- Born: August 15, 1925 Rexburg, Idaho
- Died: December 29, 2023 (aged 98) Irvine, California
- Occupation: Social Sciences Professor at University of California, Irvine
- Years active: (1969 – 1995)
- Spouse: Afton Romaine Barber ​ ​(m. 1945; died 2022)​
- Children: 5
- Relatives: Romney family

Academic work
- Discipline: Anthropologist
- Sub-discipline: Cognitive anthropology

= A. Kimball Romney =

American anthropologist (1925–2023)

Antone Kimball Romney (August 15, 1925 – December 29, 2023) was an American social sciences professor and one of the founders of cognitive anthropology. He spent most of his career at the University of California, Irvine.

==Early life and education==
Romney was born in Rexburg, Idaho on August 15, 1925 to Antone Kimball Romney and Gretta Parkinson Romney. He received his B.A. from Brigham Young University (1947) in sociology, his M.A. from Brigham Young University (1948) also in sociology, and his Ph.D. from Harvard University (1956) in Social Anthropology from the Social Relations Department.

== Professional Career ==
From 1955 to 1956, Romney was an assistant professor at the University of Chicago. From 1957 to 1960 he was an assistant professor at Stanford University.
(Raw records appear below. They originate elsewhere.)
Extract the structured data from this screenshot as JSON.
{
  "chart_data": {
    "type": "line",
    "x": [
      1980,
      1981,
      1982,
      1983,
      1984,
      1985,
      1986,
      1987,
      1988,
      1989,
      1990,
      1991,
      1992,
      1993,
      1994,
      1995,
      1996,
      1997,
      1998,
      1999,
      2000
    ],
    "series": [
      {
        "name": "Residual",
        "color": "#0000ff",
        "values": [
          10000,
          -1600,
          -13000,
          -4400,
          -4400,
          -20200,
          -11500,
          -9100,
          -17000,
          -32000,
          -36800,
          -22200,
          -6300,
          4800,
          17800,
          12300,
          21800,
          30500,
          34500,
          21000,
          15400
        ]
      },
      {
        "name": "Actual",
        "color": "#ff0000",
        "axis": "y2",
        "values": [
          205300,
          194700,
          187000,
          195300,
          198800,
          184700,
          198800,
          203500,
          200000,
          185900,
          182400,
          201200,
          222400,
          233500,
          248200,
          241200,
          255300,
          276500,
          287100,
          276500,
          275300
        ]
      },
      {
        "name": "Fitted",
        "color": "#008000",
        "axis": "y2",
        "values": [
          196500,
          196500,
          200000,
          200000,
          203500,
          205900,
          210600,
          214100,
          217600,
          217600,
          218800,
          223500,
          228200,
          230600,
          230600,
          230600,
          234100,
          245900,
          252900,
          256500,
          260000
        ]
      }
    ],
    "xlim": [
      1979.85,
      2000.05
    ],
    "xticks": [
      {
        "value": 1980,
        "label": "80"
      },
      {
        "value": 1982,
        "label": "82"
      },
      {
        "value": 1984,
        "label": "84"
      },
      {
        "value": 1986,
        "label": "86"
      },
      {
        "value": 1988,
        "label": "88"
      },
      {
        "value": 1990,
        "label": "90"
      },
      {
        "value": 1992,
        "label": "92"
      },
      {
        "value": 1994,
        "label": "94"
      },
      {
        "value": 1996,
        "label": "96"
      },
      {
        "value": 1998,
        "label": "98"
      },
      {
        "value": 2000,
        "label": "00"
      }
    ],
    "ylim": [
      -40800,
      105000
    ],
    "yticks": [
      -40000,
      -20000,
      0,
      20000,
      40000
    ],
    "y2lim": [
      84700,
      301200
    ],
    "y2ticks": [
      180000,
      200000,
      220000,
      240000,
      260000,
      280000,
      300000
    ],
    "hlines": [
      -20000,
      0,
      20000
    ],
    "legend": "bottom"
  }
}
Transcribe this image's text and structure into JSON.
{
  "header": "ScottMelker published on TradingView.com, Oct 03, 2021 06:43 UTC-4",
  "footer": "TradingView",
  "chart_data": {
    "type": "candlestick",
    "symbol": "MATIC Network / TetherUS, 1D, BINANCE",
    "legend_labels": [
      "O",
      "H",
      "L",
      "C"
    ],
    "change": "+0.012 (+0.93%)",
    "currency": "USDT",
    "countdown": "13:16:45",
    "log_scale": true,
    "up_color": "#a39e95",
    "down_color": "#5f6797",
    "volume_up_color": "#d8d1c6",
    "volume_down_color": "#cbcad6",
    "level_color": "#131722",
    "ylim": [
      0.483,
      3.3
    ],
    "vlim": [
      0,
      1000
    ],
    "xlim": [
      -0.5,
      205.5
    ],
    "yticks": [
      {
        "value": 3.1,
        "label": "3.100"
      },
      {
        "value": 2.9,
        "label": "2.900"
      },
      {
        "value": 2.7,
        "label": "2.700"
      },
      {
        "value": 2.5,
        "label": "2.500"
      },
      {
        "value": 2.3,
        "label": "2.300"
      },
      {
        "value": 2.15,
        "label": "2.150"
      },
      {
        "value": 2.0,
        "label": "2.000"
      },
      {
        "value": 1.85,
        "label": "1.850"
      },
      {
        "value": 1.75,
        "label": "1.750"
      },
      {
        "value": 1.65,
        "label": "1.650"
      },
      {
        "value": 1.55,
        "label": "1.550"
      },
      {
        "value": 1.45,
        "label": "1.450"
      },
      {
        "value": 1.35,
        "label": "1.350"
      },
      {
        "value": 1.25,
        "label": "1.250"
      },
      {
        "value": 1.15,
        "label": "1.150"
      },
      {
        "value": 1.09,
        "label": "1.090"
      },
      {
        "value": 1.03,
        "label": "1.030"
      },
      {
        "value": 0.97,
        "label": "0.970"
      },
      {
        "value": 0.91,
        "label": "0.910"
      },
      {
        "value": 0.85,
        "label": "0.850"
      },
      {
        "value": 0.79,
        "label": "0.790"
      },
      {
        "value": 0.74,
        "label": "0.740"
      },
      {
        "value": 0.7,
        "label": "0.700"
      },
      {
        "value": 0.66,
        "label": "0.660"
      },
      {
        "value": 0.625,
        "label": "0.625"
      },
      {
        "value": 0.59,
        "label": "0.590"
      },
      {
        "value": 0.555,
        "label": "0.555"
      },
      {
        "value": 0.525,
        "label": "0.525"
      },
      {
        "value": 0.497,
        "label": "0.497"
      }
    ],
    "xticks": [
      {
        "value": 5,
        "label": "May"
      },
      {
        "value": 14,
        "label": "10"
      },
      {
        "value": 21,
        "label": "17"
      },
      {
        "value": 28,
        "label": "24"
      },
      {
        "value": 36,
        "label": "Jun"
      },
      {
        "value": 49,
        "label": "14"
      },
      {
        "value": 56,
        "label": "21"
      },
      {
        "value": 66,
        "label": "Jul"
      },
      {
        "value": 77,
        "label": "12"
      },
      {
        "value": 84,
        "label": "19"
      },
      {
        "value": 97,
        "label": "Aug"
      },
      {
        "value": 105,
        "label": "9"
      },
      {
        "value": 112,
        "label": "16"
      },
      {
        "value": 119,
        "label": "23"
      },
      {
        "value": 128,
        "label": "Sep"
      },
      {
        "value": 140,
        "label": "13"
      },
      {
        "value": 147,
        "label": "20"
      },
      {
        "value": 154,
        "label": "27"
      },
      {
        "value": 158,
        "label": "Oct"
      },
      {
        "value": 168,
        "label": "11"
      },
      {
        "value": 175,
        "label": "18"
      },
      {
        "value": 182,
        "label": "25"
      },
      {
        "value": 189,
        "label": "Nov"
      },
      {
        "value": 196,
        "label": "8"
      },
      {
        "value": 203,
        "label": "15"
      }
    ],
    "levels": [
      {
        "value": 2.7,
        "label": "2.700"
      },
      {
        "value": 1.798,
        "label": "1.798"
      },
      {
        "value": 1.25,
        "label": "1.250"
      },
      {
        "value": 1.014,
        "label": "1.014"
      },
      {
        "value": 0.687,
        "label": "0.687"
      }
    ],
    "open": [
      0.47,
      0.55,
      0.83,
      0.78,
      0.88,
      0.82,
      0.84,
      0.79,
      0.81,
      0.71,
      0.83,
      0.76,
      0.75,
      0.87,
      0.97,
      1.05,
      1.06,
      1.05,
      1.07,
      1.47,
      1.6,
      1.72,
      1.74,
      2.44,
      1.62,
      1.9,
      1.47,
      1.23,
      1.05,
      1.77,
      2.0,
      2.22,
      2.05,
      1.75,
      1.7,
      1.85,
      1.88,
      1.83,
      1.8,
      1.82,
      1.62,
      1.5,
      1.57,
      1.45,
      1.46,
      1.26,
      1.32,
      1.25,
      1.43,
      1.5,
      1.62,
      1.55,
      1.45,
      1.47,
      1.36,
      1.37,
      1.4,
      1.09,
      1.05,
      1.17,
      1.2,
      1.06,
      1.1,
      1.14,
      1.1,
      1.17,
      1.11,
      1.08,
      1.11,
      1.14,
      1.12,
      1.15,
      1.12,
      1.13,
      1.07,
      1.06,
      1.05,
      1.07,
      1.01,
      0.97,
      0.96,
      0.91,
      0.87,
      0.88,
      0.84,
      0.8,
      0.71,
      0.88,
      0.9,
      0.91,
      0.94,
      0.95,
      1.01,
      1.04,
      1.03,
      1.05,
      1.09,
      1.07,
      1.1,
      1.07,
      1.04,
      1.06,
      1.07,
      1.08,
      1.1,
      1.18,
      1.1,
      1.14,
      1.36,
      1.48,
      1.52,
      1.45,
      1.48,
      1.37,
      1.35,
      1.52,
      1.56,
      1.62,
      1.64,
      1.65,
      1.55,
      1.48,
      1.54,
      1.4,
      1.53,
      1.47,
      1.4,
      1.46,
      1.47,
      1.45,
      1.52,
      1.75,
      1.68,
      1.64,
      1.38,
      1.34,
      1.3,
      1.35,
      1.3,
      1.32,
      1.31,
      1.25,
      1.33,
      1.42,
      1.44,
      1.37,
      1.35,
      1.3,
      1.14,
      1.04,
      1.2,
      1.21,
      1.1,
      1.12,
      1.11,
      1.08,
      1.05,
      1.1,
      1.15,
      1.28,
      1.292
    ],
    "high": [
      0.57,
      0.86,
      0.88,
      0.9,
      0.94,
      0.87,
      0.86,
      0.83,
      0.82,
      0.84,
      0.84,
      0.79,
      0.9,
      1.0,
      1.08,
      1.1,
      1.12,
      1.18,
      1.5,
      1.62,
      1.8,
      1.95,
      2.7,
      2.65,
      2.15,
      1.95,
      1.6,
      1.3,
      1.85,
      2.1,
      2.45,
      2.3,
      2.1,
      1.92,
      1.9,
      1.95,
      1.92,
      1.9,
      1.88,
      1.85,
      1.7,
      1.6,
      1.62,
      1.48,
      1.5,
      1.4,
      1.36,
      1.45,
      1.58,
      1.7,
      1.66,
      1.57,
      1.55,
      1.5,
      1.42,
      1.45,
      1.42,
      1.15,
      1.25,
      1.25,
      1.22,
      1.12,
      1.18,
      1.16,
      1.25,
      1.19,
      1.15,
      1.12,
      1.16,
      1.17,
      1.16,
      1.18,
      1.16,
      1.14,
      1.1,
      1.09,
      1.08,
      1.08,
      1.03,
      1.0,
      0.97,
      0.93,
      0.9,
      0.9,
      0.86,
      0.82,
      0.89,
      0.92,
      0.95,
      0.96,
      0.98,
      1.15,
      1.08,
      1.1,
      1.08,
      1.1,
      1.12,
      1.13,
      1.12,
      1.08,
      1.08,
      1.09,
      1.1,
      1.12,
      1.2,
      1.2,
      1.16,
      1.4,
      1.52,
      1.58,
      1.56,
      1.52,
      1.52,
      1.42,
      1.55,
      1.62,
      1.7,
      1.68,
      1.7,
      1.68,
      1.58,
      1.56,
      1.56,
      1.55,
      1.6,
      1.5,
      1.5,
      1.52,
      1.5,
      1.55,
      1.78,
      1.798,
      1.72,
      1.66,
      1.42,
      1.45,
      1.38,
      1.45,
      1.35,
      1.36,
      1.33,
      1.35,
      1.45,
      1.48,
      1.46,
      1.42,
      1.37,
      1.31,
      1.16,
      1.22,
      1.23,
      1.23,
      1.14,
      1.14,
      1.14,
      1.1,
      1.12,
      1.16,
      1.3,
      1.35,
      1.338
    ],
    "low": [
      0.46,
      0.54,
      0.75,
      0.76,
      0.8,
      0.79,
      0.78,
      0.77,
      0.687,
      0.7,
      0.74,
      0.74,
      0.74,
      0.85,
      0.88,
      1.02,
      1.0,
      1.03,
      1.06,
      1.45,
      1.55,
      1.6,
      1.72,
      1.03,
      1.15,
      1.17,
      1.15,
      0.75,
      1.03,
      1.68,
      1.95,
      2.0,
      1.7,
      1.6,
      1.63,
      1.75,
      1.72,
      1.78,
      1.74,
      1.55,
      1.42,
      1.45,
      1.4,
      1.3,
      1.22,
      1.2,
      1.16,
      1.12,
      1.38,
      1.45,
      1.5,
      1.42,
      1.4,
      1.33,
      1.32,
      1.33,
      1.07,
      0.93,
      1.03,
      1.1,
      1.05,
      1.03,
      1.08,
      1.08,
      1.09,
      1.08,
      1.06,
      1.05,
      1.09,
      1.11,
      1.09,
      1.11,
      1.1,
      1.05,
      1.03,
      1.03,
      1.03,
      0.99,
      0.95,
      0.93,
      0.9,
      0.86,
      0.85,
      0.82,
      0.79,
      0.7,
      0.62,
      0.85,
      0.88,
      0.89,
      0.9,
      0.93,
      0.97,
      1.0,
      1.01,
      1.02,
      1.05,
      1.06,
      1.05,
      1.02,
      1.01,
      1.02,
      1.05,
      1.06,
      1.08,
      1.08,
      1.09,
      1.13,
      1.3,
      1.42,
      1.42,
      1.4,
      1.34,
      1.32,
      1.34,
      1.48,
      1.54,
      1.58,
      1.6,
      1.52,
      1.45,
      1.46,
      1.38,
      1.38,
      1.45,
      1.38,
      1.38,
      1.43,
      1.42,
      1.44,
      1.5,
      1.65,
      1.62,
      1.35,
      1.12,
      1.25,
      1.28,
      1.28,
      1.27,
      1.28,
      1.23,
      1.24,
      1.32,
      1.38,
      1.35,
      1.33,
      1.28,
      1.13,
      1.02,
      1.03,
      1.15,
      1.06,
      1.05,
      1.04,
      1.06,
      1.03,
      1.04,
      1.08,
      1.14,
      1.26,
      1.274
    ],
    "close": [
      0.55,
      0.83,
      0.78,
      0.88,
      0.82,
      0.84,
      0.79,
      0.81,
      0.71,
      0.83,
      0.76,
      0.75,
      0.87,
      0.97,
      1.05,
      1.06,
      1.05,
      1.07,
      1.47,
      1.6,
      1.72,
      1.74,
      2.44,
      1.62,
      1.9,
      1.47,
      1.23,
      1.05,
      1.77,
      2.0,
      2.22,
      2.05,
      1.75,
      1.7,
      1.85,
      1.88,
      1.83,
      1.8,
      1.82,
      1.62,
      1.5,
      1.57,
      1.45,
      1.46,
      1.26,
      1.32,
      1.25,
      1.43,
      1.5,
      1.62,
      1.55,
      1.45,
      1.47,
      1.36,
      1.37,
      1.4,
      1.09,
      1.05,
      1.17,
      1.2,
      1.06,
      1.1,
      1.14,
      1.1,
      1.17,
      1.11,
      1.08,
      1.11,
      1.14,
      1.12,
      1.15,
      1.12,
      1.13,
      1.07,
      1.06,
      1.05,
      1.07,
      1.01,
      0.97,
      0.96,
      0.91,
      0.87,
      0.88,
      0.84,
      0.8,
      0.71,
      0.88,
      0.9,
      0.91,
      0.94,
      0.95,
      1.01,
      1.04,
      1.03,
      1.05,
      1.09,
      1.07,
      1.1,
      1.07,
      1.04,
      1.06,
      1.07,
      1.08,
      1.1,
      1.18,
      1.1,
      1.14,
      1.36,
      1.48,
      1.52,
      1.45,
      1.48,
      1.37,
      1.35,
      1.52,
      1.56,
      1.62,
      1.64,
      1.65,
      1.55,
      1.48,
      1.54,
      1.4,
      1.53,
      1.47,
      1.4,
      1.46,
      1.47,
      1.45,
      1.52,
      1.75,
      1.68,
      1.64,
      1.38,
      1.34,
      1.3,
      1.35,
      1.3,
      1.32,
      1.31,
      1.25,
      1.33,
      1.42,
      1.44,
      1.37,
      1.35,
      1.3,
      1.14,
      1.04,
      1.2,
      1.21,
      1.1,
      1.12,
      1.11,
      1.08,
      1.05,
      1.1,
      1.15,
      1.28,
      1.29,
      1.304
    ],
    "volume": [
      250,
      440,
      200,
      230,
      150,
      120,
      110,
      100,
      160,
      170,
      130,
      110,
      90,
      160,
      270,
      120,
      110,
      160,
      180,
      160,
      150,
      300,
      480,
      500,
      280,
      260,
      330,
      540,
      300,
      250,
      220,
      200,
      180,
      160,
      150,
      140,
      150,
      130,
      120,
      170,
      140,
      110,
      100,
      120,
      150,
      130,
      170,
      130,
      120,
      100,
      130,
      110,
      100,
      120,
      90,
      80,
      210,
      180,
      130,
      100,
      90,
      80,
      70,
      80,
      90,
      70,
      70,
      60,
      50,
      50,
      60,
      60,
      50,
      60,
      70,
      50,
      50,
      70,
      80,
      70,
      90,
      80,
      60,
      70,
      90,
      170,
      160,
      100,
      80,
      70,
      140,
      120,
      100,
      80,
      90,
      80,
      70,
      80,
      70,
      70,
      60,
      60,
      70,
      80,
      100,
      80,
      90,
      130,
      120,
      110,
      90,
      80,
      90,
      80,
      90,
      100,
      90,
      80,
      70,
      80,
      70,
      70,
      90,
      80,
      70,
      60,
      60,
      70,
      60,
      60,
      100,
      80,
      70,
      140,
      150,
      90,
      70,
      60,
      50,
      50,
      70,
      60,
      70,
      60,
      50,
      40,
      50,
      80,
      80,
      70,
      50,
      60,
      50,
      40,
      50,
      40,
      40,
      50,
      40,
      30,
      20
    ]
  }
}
From 1960 to 1966, he was an associate professor at Stanford University. From 1960 to 1965 he was the director of anthropological research at Stanford University. From 1966 to 1968 he was a professor at Harvard University. From 1969 to 1971, he was the dean of the School of Social Sciences at the University of California, Irvine. From 1969 to 1995, he was a professor at University of California, Irvine. From 1995, he was a research professor at University of California, Irvine. From 1956 to 1957 he was a fellow at the Center for Advanced Study in the Behavioral Sciences Department at Stanford. From 1994, he was a fellow at the American Academy of Arts and Sciences. From 1995, he was a member of the National Academy of Sciences.

== Personal life and death ==
Romney married Afton Romaine Barber on June 30, 1945, in Denver, Colorado. Together, they had 5 children. Romaine died in Irvine, California on December 27, 2022, at the age of 97. Romney died in Irvine, California on December 29, 2023 at the age of 98.